Lei ha 5 figli (il più grande ha 41 anni) e un nipote, Freddie: che cosa pensa di aver insegnato loro? E che cosa vorrebbe riuscire a insegnare a suo nipote?
“Ai miei figli ho cercato di insegnare il rispetto, l’onestà e la passione per la vita. A Freddie spero di trasmettere la gioia di seguire i propri sogni”.
Alcuni suoi colleghi inglesi, da Sting a Freddie Mercury, a un certo punto della loro carriera si sono lasciati contaminare anche dall’opera lirica, oggi Patrimonio immateriale dell’Umanità. Hanno cantato con Pavarotti o con Monserrat Caballé. Lei ci ha mai pensato?
“Adoro l’opera, Pavarotti era un gigante. Non ho mai pensato seriamente di cimentarmi, ma chissà, magari un giorno una contaminazione…”.

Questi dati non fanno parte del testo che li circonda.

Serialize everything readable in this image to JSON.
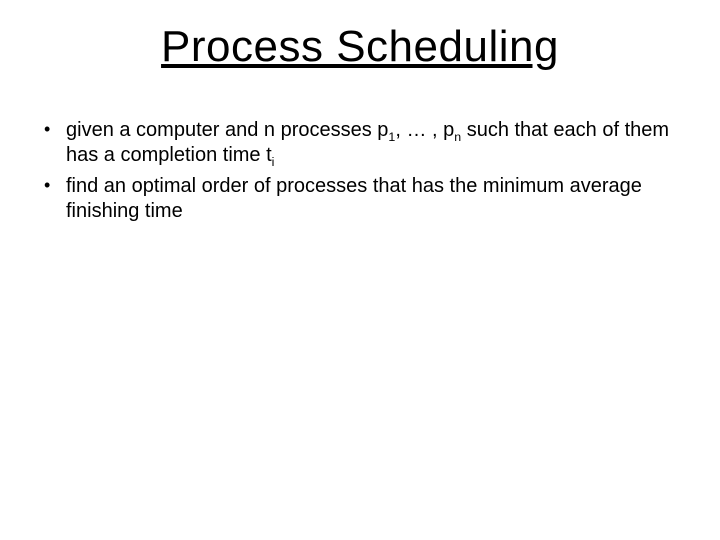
{
  "title": "Process Scheduling",
  "bullets": [
    {
      "pre": "given a computer and n processes p",
      "s1": "1",
      "mid1": ", … , p",
      "s2": "n",
      "mid2": " such that each of them has a completion time t",
      "s3": "i",
      "post": ""
    },
    {
      "text": "find an optimal order of processes that has the minimum average finishing time"
    }
  ]
}
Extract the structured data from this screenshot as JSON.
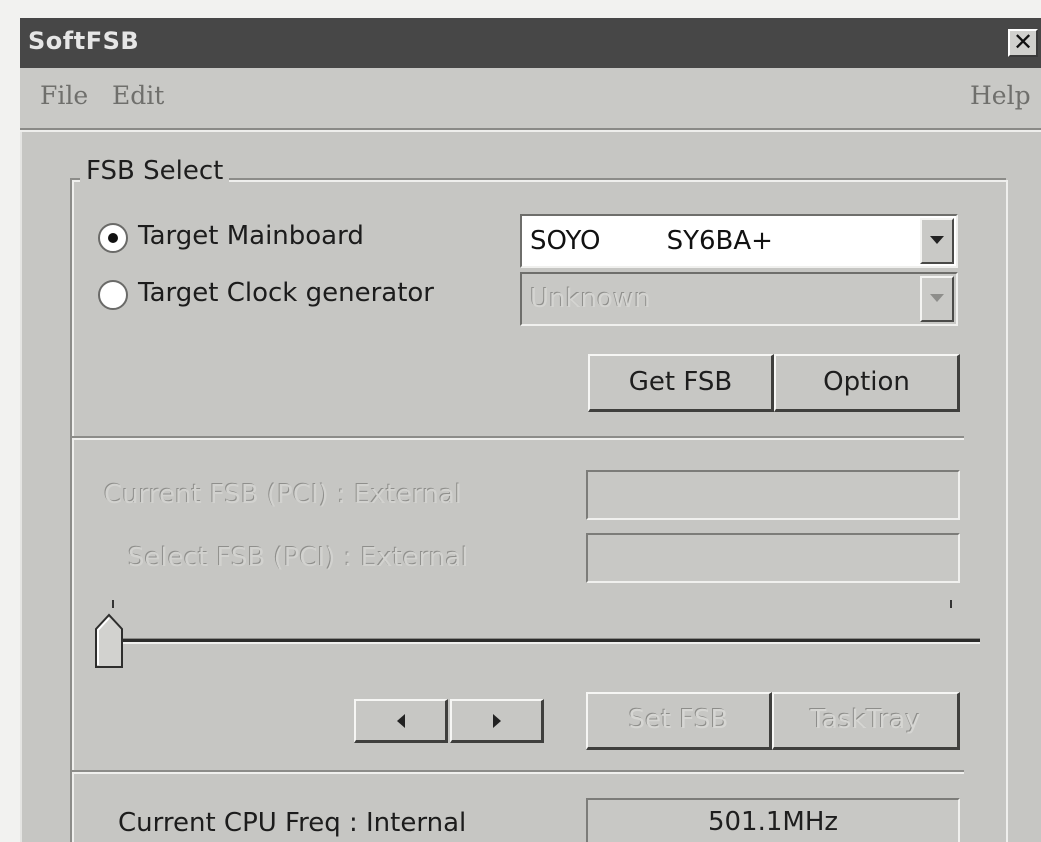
{
  "window": {
    "title": "SoftFSB"
  },
  "menu": {
    "file": "File",
    "edit": "Edit",
    "help": "Help"
  },
  "group": {
    "label": "FSB Select"
  },
  "target": {
    "mainboard_label": "Target Mainboard",
    "clock_label": "Target Clock generator",
    "selected": "mainboard",
    "mainboard_value": "SOYO        SY6BA+",
    "clock_value": "Unknown"
  },
  "buttons": {
    "get_fsb": "Get FSB",
    "option": "Option",
    "set_fsb": "Set FSB",
    "task_tray": "TaskTray"
  },
  "fsb": {
    "current_label": "Current FSB (PCI) : External",
    "current_value": "",
    "select_label": "Select FSB (PCI) : External",
    "select_value": "",
    "slider_level": 0
  },
  "cpu": {
    "label": "Current CPU Freq : Internal",
    "value": "501.1MHz"
  },
  "icons": {
    "close": "close-icon",
    "left": "arrow-left-icon",
    "right": "arrow-right-icon",
    "dropdown": "chevron-down-icon"
  }
}
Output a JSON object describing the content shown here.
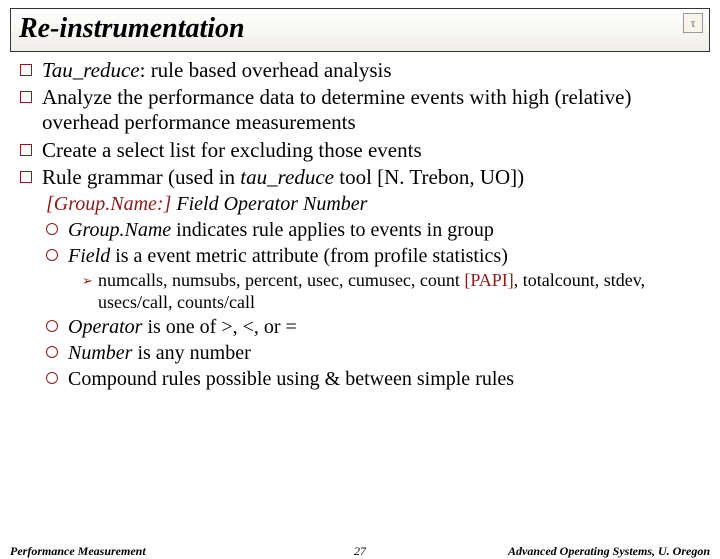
{
  "title": "Re-instrumentation",
  "logo_glyph": "τ",
  "bullets": [
    {
      "pre_italic": "Tau_reduce",
      "post": ": rule based overhead analysis"
    },
    {
      "text": "Analyze the performance data to determine events with high (relative) overhead performance measurements"
    },
    {
      "text": "Create a select list for excluding those events"
    },
    {
      "pre": "Rule grammar (used in ",
      "mid_italic": "tau_reduce",
      "post": " tool [N. Trebon, UO])"
    }
  ],
  "grammar": {
    "line": "[Group.Name:] Field Operator Number",
    "group_prefix": "[Group.Name:] "
  },
  "sub": [
    {
      "lead_italic": "Group.Name",
      "rest": " indicates rule applies to events in group"
    },
    {
      "lead_italic": "Field",
      "rest": " is a event metric attribute (from profile statistics)"
    }
  ],
  "metrics": {
    "line1_a": "numcalls, numsubs, percent, usec, cumusec, count ",
    "line1_b": "[PAPI]",
    "line1_c": ", totalcount, stdev, usecs/call, counts/call"
  },
  "sub2": [
    {
      "lead_italic": "Operator",
      "rest": " is one of >, <, or ="
    },
    {
      "lead_italic": "Number",
      "rest": " is any number"
    },
    {
      "text": "Compound rules possible using & between simple rules"
    }
  ],
  "footer": {
    "left": "Performance Measurement",
    "center": "27",
    "right": "Advanced Operating Systems, U. Oregon"
  }
}
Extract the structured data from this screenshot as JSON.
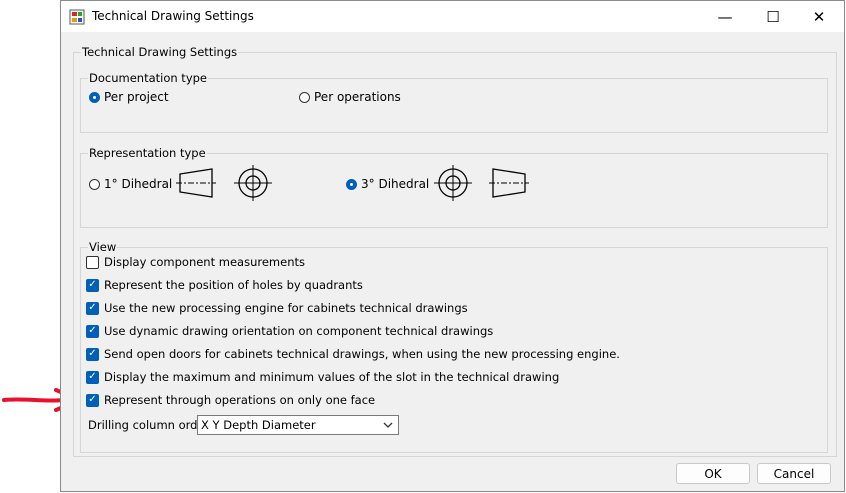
{
  "window": {
    "title": "Technical Drawing Settings",
    "minimize": "—",
    "maximize": "☐",
    "close": "✕"
  },
  "outer_group": {
    "label": "Technical Drawing Settings"
  },
  "documentation": {
    "label": "Documentation type",
    "options": [
      {
        "label": "Per project",
        "checked": true
      },
      {
        "label": "Per operations",
        "checked": false
      }
    ]
  },
  "representation": {
    "label": "Representation type",
    "options": [
      {
        "label": "1° Dihedral",
        "checked": false
      },
      {
        "label": "3° Dihedral",
        "checked": true
      }
    ]
  },
  "view": {
    "label": "View",
    "checkboxes": [
      {
        "label": "Display component measurements",
        "checked": false
      },
      {
        "label": "Represent the position of holes by quadrants",
        "checked": true
      },
      {
        "label": "Use the new processing engine for cabinets technical drawings",
        "checked": true
      },
      {
        "label": "Use dynamic drawing orientation on component technical drawings",
        "checked": true
      },
      {
        "label": "Send open doors for cabinets technical drawings, when using the new processing engine.",
        "checked": true
      },
      {
        "label": "Display the maximum and minimum values of the slot in the technical drawing",
        "checked": true
      },
      {
        "label": "Represent through operations on only one face",
        "checked": true
      }
    ],
    "drilling_label": "Drilling column order",
    "drilling_value": "X Y Depth Diameter"
  },
  "buttons": {
    "ok": "OK",
    "cancel": "Cancel"
  },
  "colors": {
    "accent": "#005fb8",
    "annotation_arrow": "#e8112d"
  }
}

Lei è un artista di successo, ma ha sempre dichiarato di tenere molto all’amicizia, ai figli. Oggi a 65 anni che cosa pensa che conti realmente nella vita?
“La famiglia, la salute, l’amicizia sincera. E la musica, che per me è sempre stata il motore di tutto”.
La musica al centro. Che cosa ci dovremmo ancora aspettare da Tony Hadley nel prossimo futuro?
“Nuovi concerti – nei primi mesi dell’anno sarò in Australia – e sicuramente un nuovo album. Sono entusiasta di quello che sto preparando, non vedo l’ora di condividerlo”.
Ma lei non si occupa solo di musica. Sostiene anche progetti di beneficenza. Uno pure in Italia, per i ragazzi con disabilità
“Sì, la musica deve anche servire a fare del bene. Ma preferisco che queste mie attività rimangano private”.